Whenever a health care organization connects a medical device to a vendor, it’s crucial to understand what data is being shared and how it’s being protected. Even before equipment is procured, you should be asking vendors questions such as:

1. What PHI is being transmitted? You need to know exactly what patient information is being sent to the vendor. This could include patient names, health records, or device usage data. Ensuring that the data shared is the minimum necessary to perform the tasks.
2. How is the data encrypted? Make sure that both the VPN and the vendor use strong encryption protocols to protect the data in transit and at rest.
3. Who has access to the data? Clarify who at the vendor’s end has access to the data and what controls are in place to prevent unauthorized access.
4. Does the vendor have a robust firewall configuration? Before building a VPN connection with your device, the vendor needs to provide technical information to ensure the connection is sure and aligns with your organization’s security protocols. They should be providing you:

• A Peer address
• IKE Version: the Internet Key Exchange (IKE) version used, such as IKEv2, which helps secure the key exchange process
• IKE and IPSec Encryption Algorithms: the encryption standards they use, such as AES-256, to protect data during transit
• IKE and IPSec Hashing Algorithms: the hashing methods (e.g SHA-256) to ensure data integrity
• NAT-T support: confirmation that Network Address Translation Traversal is supported, which allows VPN traffic to pass through firewalls using NAT
• Diffie-Hellman Group: the key exchange method and group used, ensuring secure key generation
• IKE and IPSec Default Lifetimes: information on how long security associations before keys are renegotiated
• PFS (Perfect Forward Secrecy): Whether PFS is supported to ensure new keys are used for each session, preventing past communications from being decrypted if a key is compromised

By understanding what’s being shared and how it’s being secured, health care organizations can maintain compliance with regulations like HIPAA and protect patients from data breaches.

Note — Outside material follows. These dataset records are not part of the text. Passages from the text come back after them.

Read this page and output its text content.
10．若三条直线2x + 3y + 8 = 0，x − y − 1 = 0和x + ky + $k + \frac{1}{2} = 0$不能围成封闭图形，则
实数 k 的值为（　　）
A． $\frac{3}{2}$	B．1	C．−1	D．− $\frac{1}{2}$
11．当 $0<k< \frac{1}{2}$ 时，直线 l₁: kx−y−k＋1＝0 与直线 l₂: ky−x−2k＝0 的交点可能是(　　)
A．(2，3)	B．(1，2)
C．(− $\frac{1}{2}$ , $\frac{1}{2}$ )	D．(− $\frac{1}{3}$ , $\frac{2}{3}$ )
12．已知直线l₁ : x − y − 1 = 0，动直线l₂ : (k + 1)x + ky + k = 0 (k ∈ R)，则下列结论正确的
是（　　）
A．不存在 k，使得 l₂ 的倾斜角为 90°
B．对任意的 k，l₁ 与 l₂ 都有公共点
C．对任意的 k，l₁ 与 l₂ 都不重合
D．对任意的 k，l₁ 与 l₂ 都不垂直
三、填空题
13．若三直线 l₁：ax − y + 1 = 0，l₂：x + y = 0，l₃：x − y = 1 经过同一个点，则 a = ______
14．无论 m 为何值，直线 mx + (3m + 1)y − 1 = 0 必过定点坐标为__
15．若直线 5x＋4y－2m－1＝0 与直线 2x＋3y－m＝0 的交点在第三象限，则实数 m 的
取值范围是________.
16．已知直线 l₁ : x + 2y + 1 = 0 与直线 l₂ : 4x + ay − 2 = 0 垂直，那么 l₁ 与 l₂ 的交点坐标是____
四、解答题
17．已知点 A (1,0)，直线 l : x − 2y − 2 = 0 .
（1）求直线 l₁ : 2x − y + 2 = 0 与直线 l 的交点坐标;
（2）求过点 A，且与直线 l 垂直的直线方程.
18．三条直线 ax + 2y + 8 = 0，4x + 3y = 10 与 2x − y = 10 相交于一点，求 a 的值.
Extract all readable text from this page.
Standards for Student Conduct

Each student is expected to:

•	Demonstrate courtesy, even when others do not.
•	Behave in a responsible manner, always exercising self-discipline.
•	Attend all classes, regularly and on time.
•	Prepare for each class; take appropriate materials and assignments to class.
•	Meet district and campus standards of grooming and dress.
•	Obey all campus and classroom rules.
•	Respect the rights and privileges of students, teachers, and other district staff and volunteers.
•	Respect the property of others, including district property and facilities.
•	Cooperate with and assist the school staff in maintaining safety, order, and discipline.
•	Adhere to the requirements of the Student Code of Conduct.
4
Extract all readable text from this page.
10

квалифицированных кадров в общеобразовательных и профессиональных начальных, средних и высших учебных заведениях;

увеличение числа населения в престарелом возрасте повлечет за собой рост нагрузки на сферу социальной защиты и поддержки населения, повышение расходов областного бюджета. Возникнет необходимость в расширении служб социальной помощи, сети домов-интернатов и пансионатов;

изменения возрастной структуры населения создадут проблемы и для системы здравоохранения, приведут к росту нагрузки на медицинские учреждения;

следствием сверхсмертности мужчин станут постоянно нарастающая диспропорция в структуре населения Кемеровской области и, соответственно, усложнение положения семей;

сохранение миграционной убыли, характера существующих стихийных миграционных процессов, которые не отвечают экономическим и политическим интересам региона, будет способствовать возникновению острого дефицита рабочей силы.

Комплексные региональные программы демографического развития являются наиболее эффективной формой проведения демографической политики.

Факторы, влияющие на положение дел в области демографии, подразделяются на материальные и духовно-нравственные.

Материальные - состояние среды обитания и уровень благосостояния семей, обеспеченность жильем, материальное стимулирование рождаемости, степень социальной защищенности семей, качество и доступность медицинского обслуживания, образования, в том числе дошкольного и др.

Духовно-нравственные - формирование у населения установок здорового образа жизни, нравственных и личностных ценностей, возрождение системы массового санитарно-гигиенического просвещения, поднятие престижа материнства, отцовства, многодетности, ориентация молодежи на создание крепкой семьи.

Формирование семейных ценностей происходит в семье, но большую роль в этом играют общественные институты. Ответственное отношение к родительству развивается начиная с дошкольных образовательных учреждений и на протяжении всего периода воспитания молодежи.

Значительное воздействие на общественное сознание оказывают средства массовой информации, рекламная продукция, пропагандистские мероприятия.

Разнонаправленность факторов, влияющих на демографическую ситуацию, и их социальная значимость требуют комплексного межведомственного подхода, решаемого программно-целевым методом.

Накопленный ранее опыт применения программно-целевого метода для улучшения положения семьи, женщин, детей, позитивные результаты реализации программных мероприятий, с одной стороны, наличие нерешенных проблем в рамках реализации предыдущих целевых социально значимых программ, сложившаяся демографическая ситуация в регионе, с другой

In health care, protecting patient data and ensuring the reliability of medical devices are non-negotiable priorities. A VPN, along with the security provided by NAT and PAT, ensure that the connection between networked medical devices and vendors is as secure as possible. It creates an encrypted, private communication channel that shields sensitive information from cyberattacks. As healthcare technology continues to evolve, so do the threats. Hospitals must prioritize secure connections to vendors by utilizing VPNs over more vulnerable methods like SSL or direct connections. It is not about compliance _ it’s about patient safety.